Colorado Organizations Go Digital To Combat Extremism And Radicalization Online
Pro-Trump extremists who breached the U.S. Capitol were likely radicalized long before the insurrection on Jan. 6. Conspiracy, misinformation and the echo chamber of social media have all played a role in fueling these high-profile, dangerous events.
The impact of these extreme views isn’t limited to Washington D.C. or in-person meetings. Increasing numbers of people are falling prey to radicalization online known as the “alt-right pipeline.”
Dr. Luke Munn of Western Sydney University describes the pipeline as a system of right and far-right forums, social media posts and videos across multiple sites and platforms. They each nudge individuals to transition to political extremism over time without ever creating a sense they’re taking a major leap.
Colorado has been in the national spotlight for several high-profile shootings in the last decade. That led the Department of Homeland Security to team up with a University of Denver initiative to address hate crimes and extremism in the state.
The Colorado Resilience Collaborative has been working against violence caused by radicalization and discrimination in the state since 2017. Dr. Rachel Nielsen heads the program at the DU. She said the road to extremism often starts with a small problem.
“Bias motivated crimes, ideologically motivated crimes, and even school shooters all have the same trajectory of behavior,” Nielsen said. “They all start out with this personal angst. Then they decide who’s to blame. Then they choose a target and oftentimes they’ll find a human being, a group, some stuff online, or a religious text that backs what they already believe. Then they attack.”
Nielsen said white supremacists have become very savvy at recruitment efforts, navigating digital spaces and using of encrypted websites to meet virtually. While private companies can track user activities, the federal government cannot track that activity until given reason to do so.
According to reports from Moonshot CVE, an international tech startup compiling data on digital extremist content, Colorado has one of the highest rates of extremist content searches per capita in the U.S. COVID-19 has led to increased social isolation and time online, which the CRC said can lead vulnerable people further down the road to violence.
Another organization monitoring local extremist activity and those in danger of radicalization is The Anti-Defamation League. The ADL H.E.A.T. (hate, extremism, anti-semitism and terrorism) map details that there were 179 incidents in Colorado between 2019 and 2020.
Jeremy Shaver, senior associate regional director for the ADL Mountain State Division, said they have been monitoring online chatter ahead of potential armed protests at the Colorado state Capitol.
“It’s important to note, we’re not seeing the same level of threat, and the same level of organizing for these upcoming events as we did with what led up to January 6th,” Shaver said. “If the past is any indication sometimes these things can accelerate quickly. As we get closer we need to continue to monitor and work with partners in law enforcement and the government and others.”
Shaver says part of what’s fueling anti-government and militia groups in Colorado is the changing demographics in the state. Over the last few years, new waves of immigration have become a flashpoint for extremist groups. Their rhetoric online builds on people’s anger and vulnerability around social and political issues.

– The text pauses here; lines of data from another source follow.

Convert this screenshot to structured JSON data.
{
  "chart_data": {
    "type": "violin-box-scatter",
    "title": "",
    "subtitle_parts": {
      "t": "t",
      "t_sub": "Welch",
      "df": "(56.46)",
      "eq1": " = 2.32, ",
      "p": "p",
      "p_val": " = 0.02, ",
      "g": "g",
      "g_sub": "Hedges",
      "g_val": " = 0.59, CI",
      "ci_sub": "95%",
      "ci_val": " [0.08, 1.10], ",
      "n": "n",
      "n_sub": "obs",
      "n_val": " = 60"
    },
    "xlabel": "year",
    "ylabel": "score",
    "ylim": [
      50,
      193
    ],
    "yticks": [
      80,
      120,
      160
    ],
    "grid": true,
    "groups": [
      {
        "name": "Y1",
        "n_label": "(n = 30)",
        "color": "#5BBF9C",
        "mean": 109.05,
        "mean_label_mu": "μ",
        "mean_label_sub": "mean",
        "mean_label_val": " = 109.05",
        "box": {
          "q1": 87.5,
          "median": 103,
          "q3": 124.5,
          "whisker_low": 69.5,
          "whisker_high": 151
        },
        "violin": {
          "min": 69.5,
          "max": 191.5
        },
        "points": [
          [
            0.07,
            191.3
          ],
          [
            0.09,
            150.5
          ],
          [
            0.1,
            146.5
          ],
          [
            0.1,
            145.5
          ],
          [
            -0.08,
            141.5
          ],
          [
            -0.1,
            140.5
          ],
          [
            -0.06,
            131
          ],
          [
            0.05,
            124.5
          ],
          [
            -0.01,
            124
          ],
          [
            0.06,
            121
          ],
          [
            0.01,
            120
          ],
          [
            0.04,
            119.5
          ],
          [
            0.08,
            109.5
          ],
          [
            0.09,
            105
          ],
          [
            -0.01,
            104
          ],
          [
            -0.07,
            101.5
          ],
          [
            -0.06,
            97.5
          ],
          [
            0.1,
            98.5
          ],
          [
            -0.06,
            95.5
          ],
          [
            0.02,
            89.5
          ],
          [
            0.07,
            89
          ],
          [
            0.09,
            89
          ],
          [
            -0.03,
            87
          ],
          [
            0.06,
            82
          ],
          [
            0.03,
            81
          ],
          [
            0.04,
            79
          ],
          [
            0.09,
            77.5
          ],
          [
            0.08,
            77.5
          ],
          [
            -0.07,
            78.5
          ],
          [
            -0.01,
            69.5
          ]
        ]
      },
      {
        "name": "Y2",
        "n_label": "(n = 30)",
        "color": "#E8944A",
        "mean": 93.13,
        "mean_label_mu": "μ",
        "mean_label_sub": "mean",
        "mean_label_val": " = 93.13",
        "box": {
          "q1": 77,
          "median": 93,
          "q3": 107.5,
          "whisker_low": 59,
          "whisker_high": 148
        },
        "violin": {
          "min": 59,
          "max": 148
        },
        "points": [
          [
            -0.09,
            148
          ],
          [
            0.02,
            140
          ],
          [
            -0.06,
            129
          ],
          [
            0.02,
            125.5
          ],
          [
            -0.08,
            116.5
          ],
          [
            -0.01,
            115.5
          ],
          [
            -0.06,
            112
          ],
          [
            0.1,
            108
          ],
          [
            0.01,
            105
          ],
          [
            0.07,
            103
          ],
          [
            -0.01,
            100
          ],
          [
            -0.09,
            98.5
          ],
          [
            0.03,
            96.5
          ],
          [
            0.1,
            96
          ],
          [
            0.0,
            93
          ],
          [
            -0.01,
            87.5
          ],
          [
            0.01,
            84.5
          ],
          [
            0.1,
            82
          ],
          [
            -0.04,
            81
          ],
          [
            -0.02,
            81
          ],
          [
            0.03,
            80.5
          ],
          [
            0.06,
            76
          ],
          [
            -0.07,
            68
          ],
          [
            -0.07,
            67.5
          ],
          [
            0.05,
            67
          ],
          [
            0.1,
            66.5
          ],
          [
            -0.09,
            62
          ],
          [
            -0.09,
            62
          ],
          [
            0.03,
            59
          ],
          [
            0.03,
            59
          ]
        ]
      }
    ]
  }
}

While programs exist to prevent people from falling prey to digital extremist ideology, it can be difficult to spot in-person. Dr. Nielsen said thinly veiled threats and “jokes” about minorities often go unaddressed out of fear of being accused of overreacting.
For those looking to intervene, the CRC maintains a consultation hotline to help someone on a path to extremist violence. Most calls come from professionals working with youth and young adults, like case managers, therapists and teachers.
On a state level, anti-extremist organizations in the state are pushing for tighter hate crime legislation and improved police tracking for hate crimes. They’re also working with programs like Life After Hate, which facilitates online group therapy for former extremists, to pilot local interventions. Dr. Nielsen said the impact of extremist violence is something all Colordans need to stand against.
“Even if one ideology is one that you don’t care about, you have to fight targeted violence as a whole,” Nielsen said. “Maybe one assault is something that you as a citizen aren’t personally tied to, but the next one is going to be in your backyard. It’s going to have something to do with your family and your children. We can’t pick and choose.”